2008 Journal impact factors

This item will be of particular interest to researchers thinking of where to submit their next paper, and for people who read journal articles on low vision.

The 2008 Journal Impact Factors have been announced. The impact factor of a medical or scientific journal relates to how many times each article is cited by other articles, on average. If a journal is full of cutting-edge research then many people will cite it, and the impact factor will be high. If no-one reads it, or if the research it contains isn’t important, it will have a low impact factor.

Very high impact factor journals tend to be the general medical and scientific journals which attract a large number of submissions (so they can be selective) and a large number of readers. Near the top of the tree are New England Journal of Medicine (impact factor: 50), Nature (31) and Science (28).

I’ve summarised below some of the journals which low vision research is published in…

Ophthalmology: 5.30 (2/41 ophthalmology journals)
Investigative Ophthalmology and Vision Science: 3.58 (4/41)
Retina: 3.48 (5/41)
Journal of Vision: 2.95 (9/41)
British Journal of Ophthalmology: 2.86 (10/41)
Eye: 2.06 (17/41)
Vision Research: 2.05 (18.41)
Optometry and Vision Science: 1.58 (22/41)
Ophthalmic & Physiological Optics: 1.00 (37/41)
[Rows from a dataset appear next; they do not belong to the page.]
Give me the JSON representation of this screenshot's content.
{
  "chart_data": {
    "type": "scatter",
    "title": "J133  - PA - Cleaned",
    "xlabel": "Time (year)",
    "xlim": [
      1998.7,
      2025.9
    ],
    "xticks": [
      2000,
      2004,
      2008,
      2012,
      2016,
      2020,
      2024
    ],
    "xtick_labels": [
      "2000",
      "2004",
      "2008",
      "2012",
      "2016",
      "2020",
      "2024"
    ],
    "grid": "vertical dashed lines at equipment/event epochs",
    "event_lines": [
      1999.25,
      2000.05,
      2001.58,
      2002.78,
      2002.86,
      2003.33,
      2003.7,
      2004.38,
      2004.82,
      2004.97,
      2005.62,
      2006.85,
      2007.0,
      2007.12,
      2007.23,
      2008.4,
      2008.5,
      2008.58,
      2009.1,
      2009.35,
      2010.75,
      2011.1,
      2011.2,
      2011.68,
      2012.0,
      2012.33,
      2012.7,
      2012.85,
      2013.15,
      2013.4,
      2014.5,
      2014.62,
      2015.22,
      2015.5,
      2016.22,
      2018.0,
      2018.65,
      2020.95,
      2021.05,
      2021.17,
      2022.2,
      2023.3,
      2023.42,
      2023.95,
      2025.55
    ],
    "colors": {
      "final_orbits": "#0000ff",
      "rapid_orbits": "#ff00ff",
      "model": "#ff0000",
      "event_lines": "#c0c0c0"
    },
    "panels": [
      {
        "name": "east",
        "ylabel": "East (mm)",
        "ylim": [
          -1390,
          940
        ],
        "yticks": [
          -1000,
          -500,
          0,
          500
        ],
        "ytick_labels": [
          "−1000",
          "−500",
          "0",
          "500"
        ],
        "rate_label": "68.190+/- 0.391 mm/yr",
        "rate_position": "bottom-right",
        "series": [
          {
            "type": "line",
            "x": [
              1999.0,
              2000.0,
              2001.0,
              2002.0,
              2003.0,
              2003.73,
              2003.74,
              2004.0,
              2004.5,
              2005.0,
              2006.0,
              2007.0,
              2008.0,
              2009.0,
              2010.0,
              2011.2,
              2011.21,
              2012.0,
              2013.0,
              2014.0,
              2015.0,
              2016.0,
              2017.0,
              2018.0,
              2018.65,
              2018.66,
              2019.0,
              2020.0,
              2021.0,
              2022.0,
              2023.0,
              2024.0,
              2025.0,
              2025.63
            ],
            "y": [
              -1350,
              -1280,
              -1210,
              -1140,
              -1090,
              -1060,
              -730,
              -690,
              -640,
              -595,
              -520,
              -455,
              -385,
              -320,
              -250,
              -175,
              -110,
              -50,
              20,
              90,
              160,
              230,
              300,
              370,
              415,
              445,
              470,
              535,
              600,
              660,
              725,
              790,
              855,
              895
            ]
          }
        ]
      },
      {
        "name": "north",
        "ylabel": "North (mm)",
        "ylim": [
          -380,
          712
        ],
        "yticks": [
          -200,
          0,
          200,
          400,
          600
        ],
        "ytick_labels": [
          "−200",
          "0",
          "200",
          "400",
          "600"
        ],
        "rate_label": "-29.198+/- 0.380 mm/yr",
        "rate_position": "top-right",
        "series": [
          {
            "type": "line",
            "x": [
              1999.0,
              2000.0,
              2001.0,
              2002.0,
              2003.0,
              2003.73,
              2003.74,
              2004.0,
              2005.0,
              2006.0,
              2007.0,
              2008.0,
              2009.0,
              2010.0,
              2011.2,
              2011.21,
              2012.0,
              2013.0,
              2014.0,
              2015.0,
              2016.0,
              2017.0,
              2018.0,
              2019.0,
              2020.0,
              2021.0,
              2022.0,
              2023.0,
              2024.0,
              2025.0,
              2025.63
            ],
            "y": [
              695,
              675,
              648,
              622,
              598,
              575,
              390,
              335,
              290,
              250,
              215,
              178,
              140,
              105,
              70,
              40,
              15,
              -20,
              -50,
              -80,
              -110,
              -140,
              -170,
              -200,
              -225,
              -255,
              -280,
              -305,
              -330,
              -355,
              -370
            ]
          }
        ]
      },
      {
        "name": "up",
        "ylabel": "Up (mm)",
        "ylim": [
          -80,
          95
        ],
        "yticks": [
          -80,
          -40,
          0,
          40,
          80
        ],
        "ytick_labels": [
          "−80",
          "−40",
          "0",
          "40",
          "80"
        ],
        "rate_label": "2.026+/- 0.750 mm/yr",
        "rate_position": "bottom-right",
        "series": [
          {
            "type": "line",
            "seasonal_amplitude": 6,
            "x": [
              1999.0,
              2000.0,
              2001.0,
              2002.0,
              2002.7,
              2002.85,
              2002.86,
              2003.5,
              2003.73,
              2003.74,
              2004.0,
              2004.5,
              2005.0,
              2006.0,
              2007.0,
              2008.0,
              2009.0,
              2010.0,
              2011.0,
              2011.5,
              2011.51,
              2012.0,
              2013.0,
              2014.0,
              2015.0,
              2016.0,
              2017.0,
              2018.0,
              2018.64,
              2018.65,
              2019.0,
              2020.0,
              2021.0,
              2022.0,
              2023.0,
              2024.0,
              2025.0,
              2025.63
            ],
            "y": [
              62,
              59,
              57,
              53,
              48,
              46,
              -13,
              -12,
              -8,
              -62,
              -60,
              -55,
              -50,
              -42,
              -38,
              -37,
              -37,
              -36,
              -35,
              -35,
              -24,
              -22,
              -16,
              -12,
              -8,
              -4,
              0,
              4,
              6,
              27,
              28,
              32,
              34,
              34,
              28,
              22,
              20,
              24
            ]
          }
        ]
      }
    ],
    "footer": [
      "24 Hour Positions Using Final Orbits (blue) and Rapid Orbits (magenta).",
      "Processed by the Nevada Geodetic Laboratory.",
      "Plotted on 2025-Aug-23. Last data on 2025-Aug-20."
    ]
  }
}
Impact factor is only one measure of journal quality, and for many of us the readership is more important (if I wanted my paper to be seen by vision scientists I would rather submit to Vision Research or Journal of Vision than Ophthalmology, for example). But most of us, I suspect, send our best work to journals nearer the top of this list to start with.

Sorry if this isn’t directly interesting to those of you who read this blog from outside the science community: I will have something more clinically interesting for my next update.

Handheld video magnifiers

I just received a message from Optolec announcing a fall in price of their Compact+ video magnifier (in the US it’s now $595 – no news on whether the UK price is falling yet).

I like handheld video magnifiers – they are a nice mechanism for providing relatively high magnification, with minimal distortion, and contrast manipulation. The current generation have largely got over the problems of image smear and excess heat, and are relatively affordable. Perhaps most importantly, some of them (the SmartView and Compact+ spring to mind) actually look quite cool.

Having said that, I think that they can still not replace optical magnifiers for many tasks. Many people seem to prefer using a relatively low power hand magnifier for shop prices (maybe a +12D Eschenbach folding magnifier, or a +24DS COIL LED Illuminated Hand magnifier). An appropriately prescribed optical magnifier can still be less bulky and far quicker to use.

For example, a patient I saw relatively recently had already purchased multiple electronic devices — including a head mounted device (JORDY 2, I think, at a cost of several thousand pounds), but wanted something to be able to see the spine of books in a bookshop. He was absolutely delighted with a +12D non-illuminated hand magnifier (net cost about 60 pence ($1; €1). Although technology is great, don’t overlook the simple solutions.